Syria [Shutterstock]


U.S.-Syria Relations

Syria has been on the U.S. list of state sponsors of terrorism since the list's inception in 1979. Because of its continuing policies in supporting terrorism, its former occupation of Lebanon, pursuing weapons of mass destruction and missile programs, and undermining U.S. and international efforts to stabilize Iraq. Syria is subject to legislatively mandated penalties, including export sanctions under the Syrian Accountability Act and ineligibility to receive most forms of U.S. aid or to purchase U.S. military equipment. Following events in Syria beginning in March 2011, subsequent Executive orders have been issued in response to the ongoing violence and human rights abuses taking place in Syria.

U.S. Assistance to Syria

The U.S. is the largest single country humanitarian donor for the Syria response, providing nearly $8.1 billion in humanitarian assistance for those displaced inside Syria and the region since the start of the crisis. The U.S. government supports emergency food assistance, shelter, safe drinking water, urgent medical care, humanitarian protection activities, and other urgent relief to the 13.1 million people suffering inside Syria, as well as the more than 5.6 million refugees from Syria in the region.

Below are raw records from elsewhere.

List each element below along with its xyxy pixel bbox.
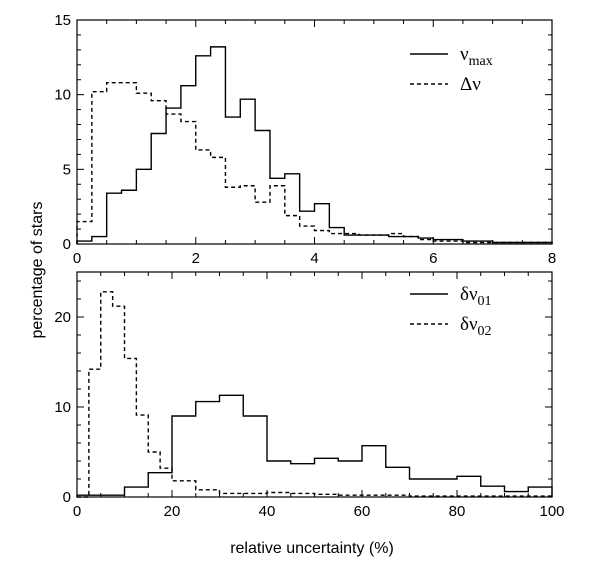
series-solid-line [76, 394, 553, 497]
x-tick-label: 40 [259, 503, 276, 520]
x-tick-label: 0 [73, 503, 81, 520]
y-tick-label: 10 [54, 87, 71, 104]
legend-label-main: δν [460, 314, 478, 335]
x-tick-label: 2 [192, 250, 200, 267]
x-tick-label: 100 [539, 503, 564, 520]
y-tick-label: 15 [54, 12, 71, 29]
series-dashed-line [77, 291, 553, 498]
y-tick-label: 0 [63, 236, 71, 253]
x-tick-label: 60 [354, 503, 371, 520]
x-axis-title: relative uncertainty (%) [230, 540, 394, 557]
x-tick-label: 80 [449, 503, 466, 520]
legend-label-main: δν [460, 284, 478, 305]
x-tick-label: 0 [73, 250, 81, 267]
y-tick-label: 10 [54, 399, 71, 416]
x-tick-label: 8 [548, 250, 556, 267]
legend-label: δν02 [460, 314, 492, 339]
legend-label-subscript: 01 [478, 294, 492, 309]
series-dashed-line [76, 82, 553, 244]
x-tick-label: 20 [164, 503, 181, 520]
legend-label: νmax [460, 44, 493, 69]
top-panel: 0 2 4 6 8 0 5 10 15 νmax Δν [54, 12, 556, 267]
y-tick-label: 5 [63, 161, 71, 178]
y-tick-label: 20 [54, 309, 71, 326]
y-axis-title: percentage of stars [29, 202, 46, 339]
legend-label-main: ν [460, 44, 469, 65]
x-tick-label: 4 [310, 250, 318, 267]
y-tick-label: 0 [63, 489, 71, 506]
legend-label-subscript: 02 [478, 324, 492, 339]
series-solid-line [76, 46, 553, 244]
legend-label-main: Δν [460, 74, 481, 95]
x-tick-label: 6 [429, 250, 437, 267]
legend-label-subscript: max [469, 54, 493, 69]
legend-label: δν01 [460, 284, 492, 309]
legend-label: Δν [460, 74, 481, 95]
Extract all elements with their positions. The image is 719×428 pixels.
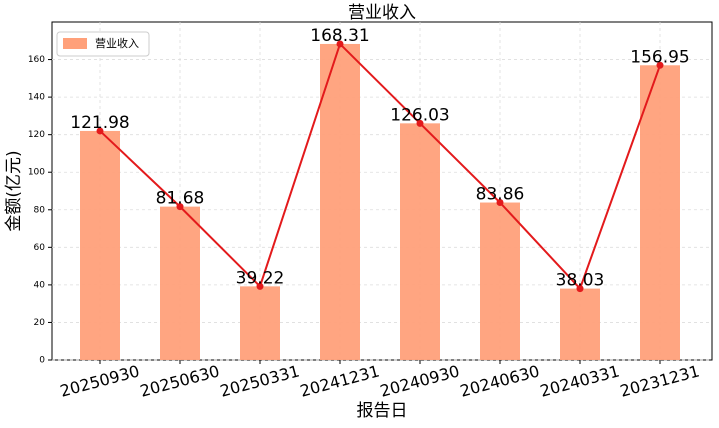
x-tick-label: 20231231 <box>618 361 702 400</box>
bar <box>160 206 200 360</box>
value-label: 39.22 <box>236 268 285 288</box>
plot-frame <box>51 21 713 361</box>
trend-marker <box>496 199 504 207</box>
legend-swatch <box>63 38 87 49</box>
value-label: 156.95 <box>630 47 689 67</box>
y-tick-label: 100 <box>28 168 45 178</box>
trend-marker <box>656 61 664 69</box>
bar <box>400 123 440 361</box>
value-label: 121.98 <box>70 113 129 133</box>
y-tick-label: 20 <box>34 318 46 328</box>
chart-title: 营业收入 <box>348 3 416 23</box>
x-tick-label: 20250331 <box>218 361 302 400</box>
bar <box>80 130 120 360</box>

Bilateral Economic Relations

The U.S. maintains comprehensive sanctions on Syria that broadly restrict the ability of U.S. persons to engage in transactional dealings involving Syria. Syria has been subject to U.S. economic sanctions since 2004 under the Syria Accountability Act, which prohibits or restricts the export and re-export of most U.S. products to Syria. The U.S. Government is continuously identifying and designating individuals and entities subject to U.S. sanctions related to Syria, including but not limited to the Syrian regime’s use of chemical weapons and other atrocities against its own people.